Network segmentation allows the network to be subdivided into sub-networks, allowing different security controls to be applied to each. Segmenting makes it possible to contain ransomware in one subnetwork and minimize the damage if you’re subject to an attack.
Perform vulnerability checks and patch commonly exploited software to prevent attackers from using them as access points. Vulnerability checks also involve tracking unusual activity in the network traffic to catch potential attacks in the early stages.
Ensure everyone follows password policies in the company. This means having a minimum number of characters and frequent rotations. The use of multi-factor authentication also minimizes the risk of stolen credentials. Additionally, educating employees on how to identify phishing emails is crucial.
Furthermore, steps should always be taken to properly document, verify, and remove user access to systems, databases, and so on. Implementing the principle of least privilege (PoLP) and multi-factor authentication (MFA) are valuable strategies for ensuring that anyone accessing sensitive and high-impact information is doing so securely — and that they have the permission to access that information in the first place.
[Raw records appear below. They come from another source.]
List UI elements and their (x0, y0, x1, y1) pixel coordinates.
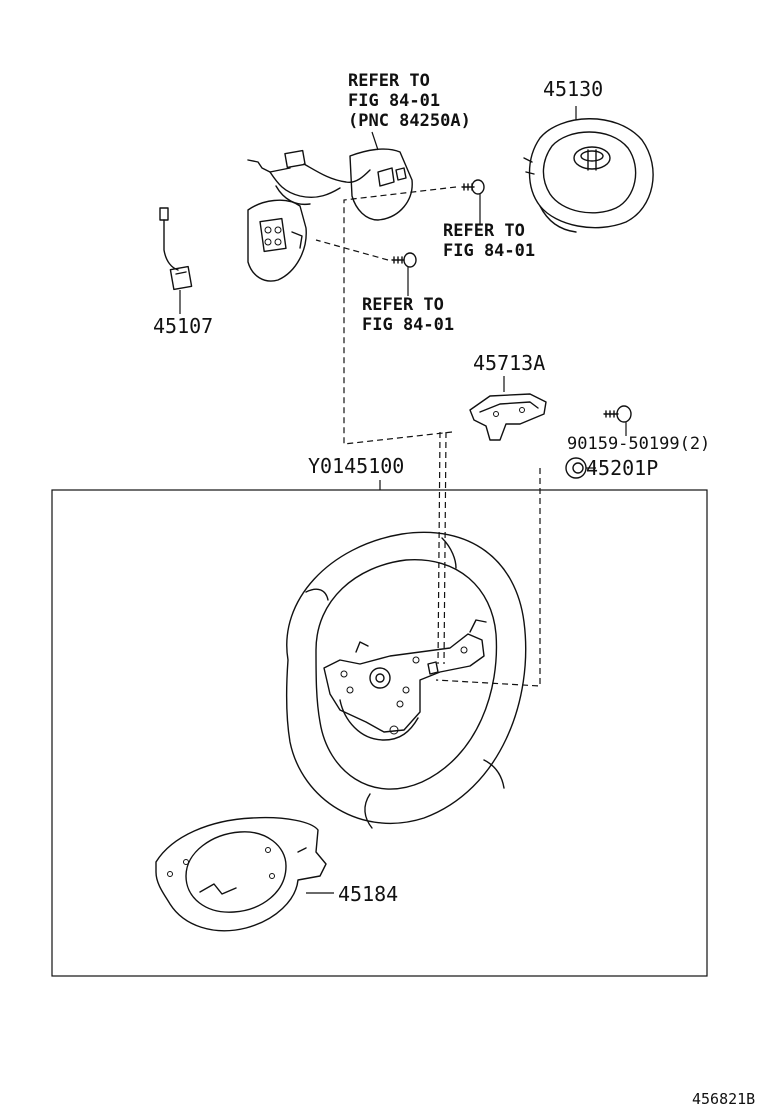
steering-switch-drawing (247, 131, 413, 282)
upper-screw-drawing (461, 179, 485, 224)
refer-screw-lower-line1: REFER TO (362, 295, 444, 315)
part-number-airbag: 45130 (543, 77, 603, 101)
part-number-lower-cover: 45184 (338, 882, 398, 906)
clip-drawing (565, 457, 596, 479)
figure-id: 456821B (692, 1090, 755, 1108)
refer-switch-line2: FIG 84-01 (348, 91, 440, 111)
wire-harness-drawing (159, 207, 193, 314)
part-number-bolt: 90159-50199(2) (567, 434, 710, 454)
lower-cover-drawing (155, 816, 334, 932)
steering-wheel-drawing (285, 531, 527, 829)
part-number-cover-bracket: 45713A (473, 351, 545, 375)
refer-screw-lower-line2: FIG 84-01 (362, 315, 454, 335)
part-number-clip: 45201P (586, 456, 658, 480)
wheel-assembly-frame (51, 480, 708, 977)
bolt-drawing (603, 405, 632, 436)
airbag-drawing (523, 106, 654, 233)
refer-screw-upper-line2: FIG 84-01 (443, 241, 535, 261)
cover-bracket-drawing (469, 376, 547, 441)
part-number-wire-harness: 45107 (153, 314, 213, 338)
refer-switch-line3: (PNC 84250A) (348, 111, 471, 131)
lower-screw-drawing (391, 252, 417, 296)
dashed-reference-lines (315, 186, 541, 687)
part-number-wheel-assembly: Y0145100 (308, 454, 404, 478)
refer-switch-line1: REFER TO (348, 71, 430, 91)
refer-screw-upper-line1: REFER TO (443, 221, 525, 241)
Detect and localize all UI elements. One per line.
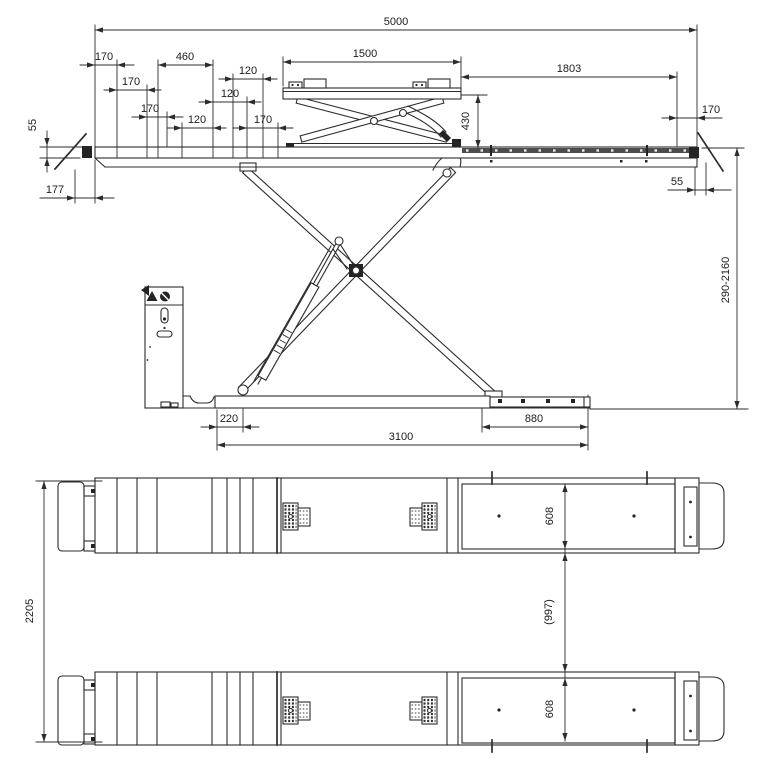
dim-seg-170-d: 170 — [254, 114, 272, 126]
plan-view: 2205 608 (997) 608 — [24, 471, 725, 753]
handle-slot — [156, 330, 173, 338]
end-cap — [698, 676, 725, 742]
hydraulic-cylinder — [253, 236, 355, 385]
side-view-dimensions: 5000 170 460 170 120 170 120 120 170 150… — [27, 16, 740, 448]
side-elevation-view: 5000 170 460 170 120 170 120 120 170 150… — [27, 16, 749, 451]
dim-base-offset-220: 220 — [220, 413, 238, 425]
dim-jack-length: 1500 — [353, 48, 377, 60]
dim-lift-height-range: 290-2160 — [720, 257, 732, 304]
dim-seg-460: 460 — [176, 51, 194, 63]
end-cap — [698, 482, 725, 550]
dim-approach-177: 177 — [46, 184, 64, 196]
dim-thickness-55-right: 55 — [671, 176, 683, 188]
runway-bottom-plan — [57, 671, 725, 753]
slip-pad-left — [282, 696, 311, 725]
dim-seg-120-c: 120 — [188, 114, 206, 126]
jack-platform — [282, 87, 462, 100]
dim-thickness-55-left: 55 — [27, 119, 39, 131]
dim-seg-170-c: 170 — [141, 103, 159, 115]
dim-base-length-3100: 3100 — [389, 431, 413, 443]
button-column[interactable] — [160, 307, 169, 324]
base-frame — [144, 395, 591, 409]
slip-pad-right — [409, 696, 438, 725]
upper-roller — [442, 168, 452, 178]
dim-seg-170-a: 170 — [95, 51, 113, 63]
dim-seg-170-b: 170 — [122, 76, 140, 88]
runway-top-plan — [57, 471, 725, 554]
slip-pad-left — [282, 502, 311, 531]
warning-icon — [146, 291, 158, 301]
dim-flat-zone: 1803 — [557, 63, 581, 75]
left-flap — [53, 132, 88, 171]
right-flap — [696, 131, 725, 173]
dim-runway-width-608-top: 608 — [544, 507, 556, 525]
runway-side — [53, 131, 725, 173]
dim-overall-width-2205: 2205 — [24, 599, 36, 623]
dim-seg-120-a: 120 — [239, 65, 257, 77]
dim-end-170: 170 — [702, 104, 720, 116]
dim-extension-880: 880 — [525, 413, 543, 425]
scissor-mechanism — [237, 151, 503, 401]
control-box — [141, 285, 184, 409]
dim-jack-height: 430 — [460, 112, 472, 130]
wheel-free-jack — [282, 78, 462, 147]
dim-runway-width-608-bottom: 608 — [544, 700, 556, 718]
dim-track-gap-997: (997) — [543, 599, 555, 625]
plan-view-dimensions: 2205 608 (997) 608 — [24, 480, 568, 743]
dim-seg-120-b: 120 — [221, 88, 239, 100]
dim-overall-length: 5000 — [384, 16, 408, 28]
drive-on-ramp — [57, 675, 85, 746]
drive-on-ramp — [57, 481, 85, 552]
slip-pad-right — [409, 502, 438, 531]
lower-roller — [237, 384, 249, 396]
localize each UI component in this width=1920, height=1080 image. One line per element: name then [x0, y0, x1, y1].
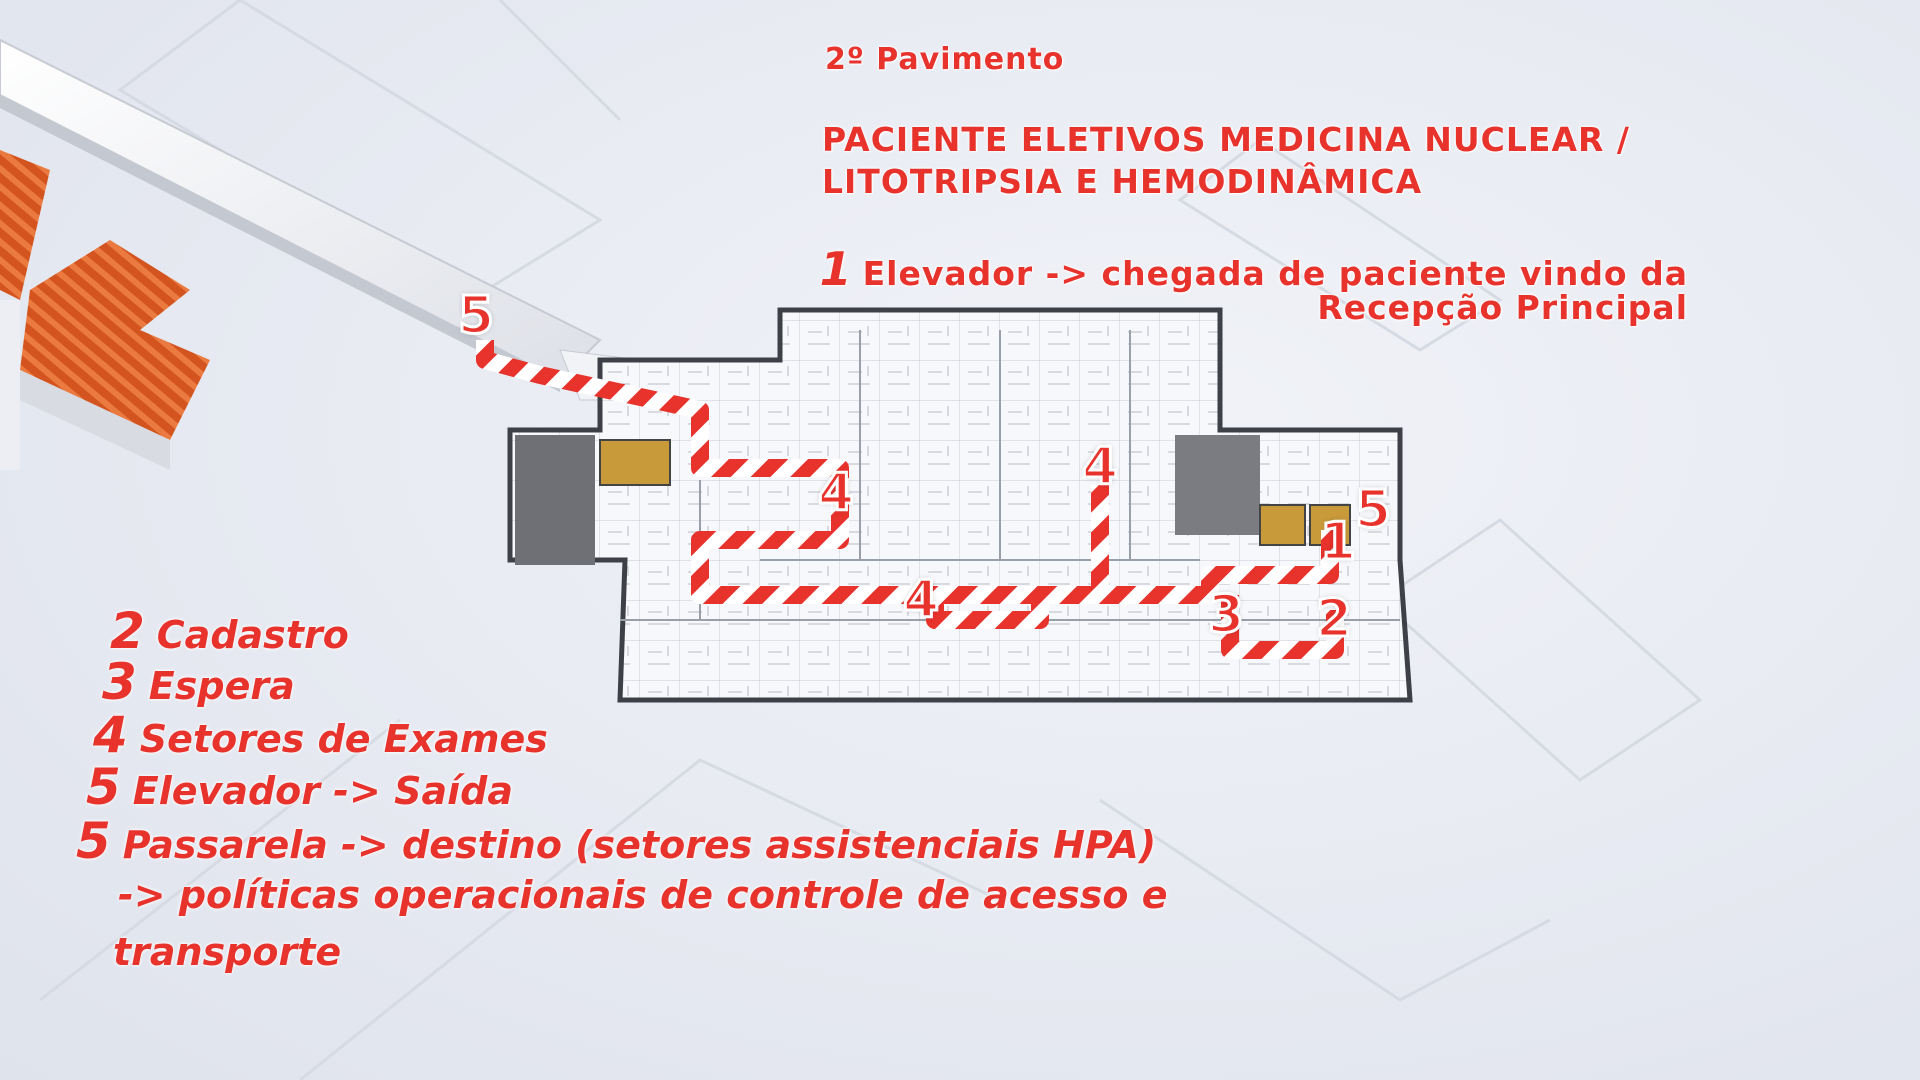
- step-1-text: Elevador -> chegada de paciente vindo da: [862, 254, 1688, 293]
- legend-label: Espera: [148, 664, 295, 708]
- map-marker-5-walkway: 5: [456, 285, 495, 348]
- legend-label: Passarela -> destino (setores assistenci…: [122, 823, 1157, 867]
- title-line-2: LITOTRIPSIA E HEMODINÂMICA: [822, 162, 1423, 201]
- legend-continuation-line-2: transporte: [113, 930, 342, 974]
- map-marker-4-top: 4: [1080, 436, 1119, 499]
- legend-number: 5: [76, 812, 111, 870]
- title-line-1: PACIENTE ELETIVOS MEDICINA NUCLEAR /: [822, 120, 1630, 159]
- legend-number: 5: [86, 758, 121, 816]
- legend-number: 3: [102, 653, 137, 711]
- map-marker-3-wait: 3: [1206, 584, 1245, 647]
- step-1-line-2: Recepção Principal: [1317, 288, 1688, 327]
- map-marker-4-left: 4: [816, 462, 855, 525]
- legend-label: Setores de Exames: [139, 717, 548, 761]
- legend-label: Cadastro: [156, 613, 349, 657]
- map-marker-5-right: 5: [1353, 479, 1392, 542]
- map-marker-2-registration: 2: [1314, 588, 1353, 651]
- legend-number: 2: [110, 602, 145, 660]
- map-marker-4-center: 4: [901, 569, 940, 632]
- legend-number: 4: [93, 706, 128, 764]
- left-building-roofs: [0, 150, 210, 470]
- floor-label: 2º Pavimento: [825, 42, 1065, 77]
- background-outlines: [39, 0, 1703, 1080]
- legend-label: Elevador -> Saída: [132, 769, 513, 813]
- legend-continuation-line-1: -> políticas operacionais de controle de…: [118, 873, 1168, 917]
- patient-route: [476, 340, 1344, 659]
- map-marker-1-elevator: 1: [1318, 511, 1357, 574]
- step-1-number: 1: [819, 242, 853, 296]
Anti-ransomware software protects against ransomware and removes infection when an attack occurs. This can be implemented on a company-wide level and an individual scale. This is particularly important in today’s work-from-home era.
A company should have an effective response plan during a ransomware attack to remediate the attack quickly. The first step after the attack is to isolate the affected systems. This prevents the ransomware from spreading and infecting other parts of the network. Make sure backups are secure and disconnected from the network, as they will be crucial when restoring operations.
After isolating the affected systems, assess the attack to identify how the attackers gained access to the network, the type of ransomware used, how quickly the infection is spreading, and the extent of the damage. Determining the scope of the attack helps you decide your recovery strategy. You can choose to pay the ransom or employ other recovery options like wiping the affected systems or hiring outside help to assist with recovery. It’s also recommended to report the attack to the appropriate regulatory bodies.